The dual-specificity tyrosine-phosphorylation-regulated kinase 1A (DYRK1A) gene, located on chromosome 21q22.13 within the Down syndrome critical region, has been implicated in syndromic intellectual disability associated with Down syndrome and autism. DYRK1A has a critical role in brain growth and development primarily by regulating cell proliferation, neurogenesis, neuronal plasticity and survival. Several patients have been reported with chromosome 21 aberrations such as partial monosomy, involving multiple genes including DYRK1A. In addition, seven other individuals have been described with chromosomal rearrangements, intragenic deletions or truncating mutations that disrupt specifically DYRK1A. Most of these patients have microcephaly and all have significant intellectual disability. In the present study, we report 10 unrelated individuals with DYRK1A-associated intellectual disability (ID) who display a recurrent pattern of clinical manifestations including primary or acquired microcephaly, ID ranging from mild to severe, speech delay or absence, seizures, autism, motor delay, deep-set eyes, poor feeding and poor weight gain. We identified unique truncating and non-synonymous mutations (three nonsense, four frameshift and two missense) in DYRK1A in nine patients and a large chromosomal deletion that encompassed DYRK1A in one patient. On the basis of increasing identification of mutations in DYRK1A, we suggest that this gene be considered potentially causative in patients presenting with ID, primary or acquired microcephaly, feeding problems and absent or delayed speech with or without seizures.

Figure 1

Pictures of seven patients with DYRK1A-associated ID described in this study.

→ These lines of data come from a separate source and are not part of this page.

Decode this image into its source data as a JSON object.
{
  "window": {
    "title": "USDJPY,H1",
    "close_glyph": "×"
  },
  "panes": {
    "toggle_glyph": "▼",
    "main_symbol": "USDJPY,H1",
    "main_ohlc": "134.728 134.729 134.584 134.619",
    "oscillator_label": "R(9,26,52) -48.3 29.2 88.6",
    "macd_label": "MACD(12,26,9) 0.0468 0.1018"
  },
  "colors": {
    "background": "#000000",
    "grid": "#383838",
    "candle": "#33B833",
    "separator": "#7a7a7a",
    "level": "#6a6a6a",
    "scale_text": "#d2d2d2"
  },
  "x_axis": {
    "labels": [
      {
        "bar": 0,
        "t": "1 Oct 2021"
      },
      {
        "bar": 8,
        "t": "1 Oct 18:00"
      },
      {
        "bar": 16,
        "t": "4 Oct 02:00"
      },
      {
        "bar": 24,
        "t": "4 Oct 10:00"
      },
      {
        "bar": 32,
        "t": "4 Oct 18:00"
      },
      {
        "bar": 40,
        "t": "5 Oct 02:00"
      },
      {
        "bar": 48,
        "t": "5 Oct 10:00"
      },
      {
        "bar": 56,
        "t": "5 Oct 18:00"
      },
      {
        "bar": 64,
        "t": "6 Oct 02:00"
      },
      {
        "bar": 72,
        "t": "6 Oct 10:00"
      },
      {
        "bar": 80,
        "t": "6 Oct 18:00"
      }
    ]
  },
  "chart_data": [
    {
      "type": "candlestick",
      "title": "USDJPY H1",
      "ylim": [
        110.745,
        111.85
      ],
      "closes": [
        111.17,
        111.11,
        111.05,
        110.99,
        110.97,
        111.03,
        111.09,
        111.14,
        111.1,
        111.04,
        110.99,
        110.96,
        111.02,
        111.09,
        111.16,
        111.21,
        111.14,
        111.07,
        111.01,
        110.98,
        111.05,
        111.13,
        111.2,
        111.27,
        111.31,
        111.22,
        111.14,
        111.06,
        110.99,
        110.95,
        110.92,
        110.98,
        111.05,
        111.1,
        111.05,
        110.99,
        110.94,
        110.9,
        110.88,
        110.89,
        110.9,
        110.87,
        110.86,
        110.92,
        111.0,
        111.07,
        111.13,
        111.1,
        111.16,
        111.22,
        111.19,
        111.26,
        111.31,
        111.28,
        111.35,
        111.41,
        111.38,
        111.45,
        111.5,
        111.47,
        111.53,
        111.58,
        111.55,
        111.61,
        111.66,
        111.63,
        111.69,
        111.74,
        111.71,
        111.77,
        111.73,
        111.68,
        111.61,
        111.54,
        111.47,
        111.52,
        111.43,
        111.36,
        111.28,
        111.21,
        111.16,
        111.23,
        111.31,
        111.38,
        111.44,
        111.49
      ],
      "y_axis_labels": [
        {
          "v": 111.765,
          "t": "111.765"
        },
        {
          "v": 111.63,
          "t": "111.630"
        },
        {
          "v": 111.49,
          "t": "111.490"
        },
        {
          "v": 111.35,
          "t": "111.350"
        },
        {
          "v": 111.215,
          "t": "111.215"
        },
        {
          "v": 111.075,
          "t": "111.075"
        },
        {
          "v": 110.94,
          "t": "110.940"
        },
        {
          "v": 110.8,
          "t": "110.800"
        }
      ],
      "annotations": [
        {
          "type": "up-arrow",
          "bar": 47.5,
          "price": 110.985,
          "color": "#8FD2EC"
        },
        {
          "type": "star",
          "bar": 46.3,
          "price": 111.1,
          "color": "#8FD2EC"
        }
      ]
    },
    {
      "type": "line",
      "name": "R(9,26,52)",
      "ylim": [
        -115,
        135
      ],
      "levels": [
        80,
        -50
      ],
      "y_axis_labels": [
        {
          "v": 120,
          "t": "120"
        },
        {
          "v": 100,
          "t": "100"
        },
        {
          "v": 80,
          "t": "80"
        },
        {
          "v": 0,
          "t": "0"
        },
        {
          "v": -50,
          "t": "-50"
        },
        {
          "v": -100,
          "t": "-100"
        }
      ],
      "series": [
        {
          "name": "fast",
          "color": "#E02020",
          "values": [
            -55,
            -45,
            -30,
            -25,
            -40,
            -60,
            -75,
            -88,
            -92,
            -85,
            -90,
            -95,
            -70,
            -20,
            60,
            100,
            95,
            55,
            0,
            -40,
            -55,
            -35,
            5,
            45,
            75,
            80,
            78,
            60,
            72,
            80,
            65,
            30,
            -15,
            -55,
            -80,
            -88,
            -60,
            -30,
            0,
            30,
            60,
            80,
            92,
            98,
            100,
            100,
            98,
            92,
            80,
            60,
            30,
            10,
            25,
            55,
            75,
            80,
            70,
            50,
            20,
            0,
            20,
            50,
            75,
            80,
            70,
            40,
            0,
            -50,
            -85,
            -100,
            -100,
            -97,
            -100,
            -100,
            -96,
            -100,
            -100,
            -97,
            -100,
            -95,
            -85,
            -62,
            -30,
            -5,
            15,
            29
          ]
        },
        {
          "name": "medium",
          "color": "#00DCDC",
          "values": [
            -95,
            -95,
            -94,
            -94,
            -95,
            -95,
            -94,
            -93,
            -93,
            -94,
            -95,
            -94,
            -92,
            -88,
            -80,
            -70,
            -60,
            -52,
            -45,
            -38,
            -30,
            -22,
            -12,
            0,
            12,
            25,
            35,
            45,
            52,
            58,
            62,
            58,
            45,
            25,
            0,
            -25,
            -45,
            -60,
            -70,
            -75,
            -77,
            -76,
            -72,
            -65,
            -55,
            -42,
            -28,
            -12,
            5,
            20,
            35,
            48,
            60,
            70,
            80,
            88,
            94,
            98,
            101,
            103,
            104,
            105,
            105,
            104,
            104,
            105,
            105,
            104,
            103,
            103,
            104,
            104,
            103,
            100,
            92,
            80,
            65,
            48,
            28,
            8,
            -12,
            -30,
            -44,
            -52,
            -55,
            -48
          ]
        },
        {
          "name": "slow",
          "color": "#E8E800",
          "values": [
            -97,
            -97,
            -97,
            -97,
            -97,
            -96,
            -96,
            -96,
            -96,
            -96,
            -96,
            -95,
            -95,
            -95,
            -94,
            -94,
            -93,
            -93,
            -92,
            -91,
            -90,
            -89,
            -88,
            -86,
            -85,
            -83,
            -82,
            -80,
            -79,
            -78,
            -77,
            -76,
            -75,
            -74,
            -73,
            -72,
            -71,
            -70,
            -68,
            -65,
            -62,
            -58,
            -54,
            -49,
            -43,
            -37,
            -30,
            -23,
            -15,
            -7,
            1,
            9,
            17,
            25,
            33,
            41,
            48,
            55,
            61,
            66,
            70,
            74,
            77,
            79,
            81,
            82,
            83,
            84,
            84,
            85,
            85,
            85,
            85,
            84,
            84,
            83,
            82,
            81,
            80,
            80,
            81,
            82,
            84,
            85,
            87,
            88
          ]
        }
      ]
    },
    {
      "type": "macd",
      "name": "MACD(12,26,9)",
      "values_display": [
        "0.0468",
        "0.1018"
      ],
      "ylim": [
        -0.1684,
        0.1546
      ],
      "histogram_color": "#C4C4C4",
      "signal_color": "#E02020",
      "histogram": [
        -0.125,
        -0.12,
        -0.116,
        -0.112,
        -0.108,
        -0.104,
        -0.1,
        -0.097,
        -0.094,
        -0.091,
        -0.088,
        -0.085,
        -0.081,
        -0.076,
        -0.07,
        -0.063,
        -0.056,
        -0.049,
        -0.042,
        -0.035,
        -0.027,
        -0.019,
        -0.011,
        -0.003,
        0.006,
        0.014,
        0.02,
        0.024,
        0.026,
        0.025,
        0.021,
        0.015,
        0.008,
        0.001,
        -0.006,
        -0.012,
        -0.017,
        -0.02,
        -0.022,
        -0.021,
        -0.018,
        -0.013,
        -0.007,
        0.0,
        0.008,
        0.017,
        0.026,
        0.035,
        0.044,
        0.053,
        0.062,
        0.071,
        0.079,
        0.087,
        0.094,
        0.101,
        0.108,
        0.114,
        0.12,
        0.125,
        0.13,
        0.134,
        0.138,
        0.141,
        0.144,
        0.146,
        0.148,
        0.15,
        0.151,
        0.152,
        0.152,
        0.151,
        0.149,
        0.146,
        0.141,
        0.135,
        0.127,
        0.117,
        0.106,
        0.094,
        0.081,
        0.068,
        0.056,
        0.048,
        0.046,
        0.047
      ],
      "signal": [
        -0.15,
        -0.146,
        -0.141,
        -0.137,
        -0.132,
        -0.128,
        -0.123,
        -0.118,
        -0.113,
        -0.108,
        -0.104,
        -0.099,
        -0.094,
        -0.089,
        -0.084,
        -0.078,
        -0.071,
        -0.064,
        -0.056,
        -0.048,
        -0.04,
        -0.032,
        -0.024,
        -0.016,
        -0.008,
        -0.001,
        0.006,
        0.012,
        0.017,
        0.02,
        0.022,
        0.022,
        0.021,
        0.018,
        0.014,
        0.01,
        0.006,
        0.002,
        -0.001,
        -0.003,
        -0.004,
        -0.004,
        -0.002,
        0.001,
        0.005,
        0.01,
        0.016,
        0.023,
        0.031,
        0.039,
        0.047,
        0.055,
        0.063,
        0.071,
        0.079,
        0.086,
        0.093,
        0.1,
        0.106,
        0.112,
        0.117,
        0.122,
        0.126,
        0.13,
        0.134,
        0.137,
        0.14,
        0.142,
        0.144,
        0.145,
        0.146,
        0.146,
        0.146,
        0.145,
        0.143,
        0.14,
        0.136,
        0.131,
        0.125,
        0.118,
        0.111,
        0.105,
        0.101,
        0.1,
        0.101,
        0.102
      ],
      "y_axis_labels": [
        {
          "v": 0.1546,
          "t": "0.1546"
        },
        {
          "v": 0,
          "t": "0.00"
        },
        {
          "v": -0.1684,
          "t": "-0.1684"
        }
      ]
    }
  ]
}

Note the common clinical features among most of the patients, including microcephaly, deep-set eyes, protruding ears, long and flat philtrum with thin upper vermilion and micrognathia. The corresponding patient numbers are as follows: (a) #1, (b) #2, (c) #3, (d) #4, (e) #5, (f) #9 and (g) #10.

Figure 2

Schematic depicting the approximate locations of all the truncating and missense mutations, deletions and chromosomal rearrangements affecting DYRK1A (NM_001396.3). Truncating and missense mutations (gray stars), translocation breakpoints (lightning symbols) and microdeletions (rectangles) of the previously published cases with DYRK1A syndrome. Black-colored stars represent the approximate location of mutation sites within the DYRK1A locus of patients presented in this paper. Idiogram of human chromosome 21 (GRCh37/hg19 assembly) was obtained from the UCSC genome browser website.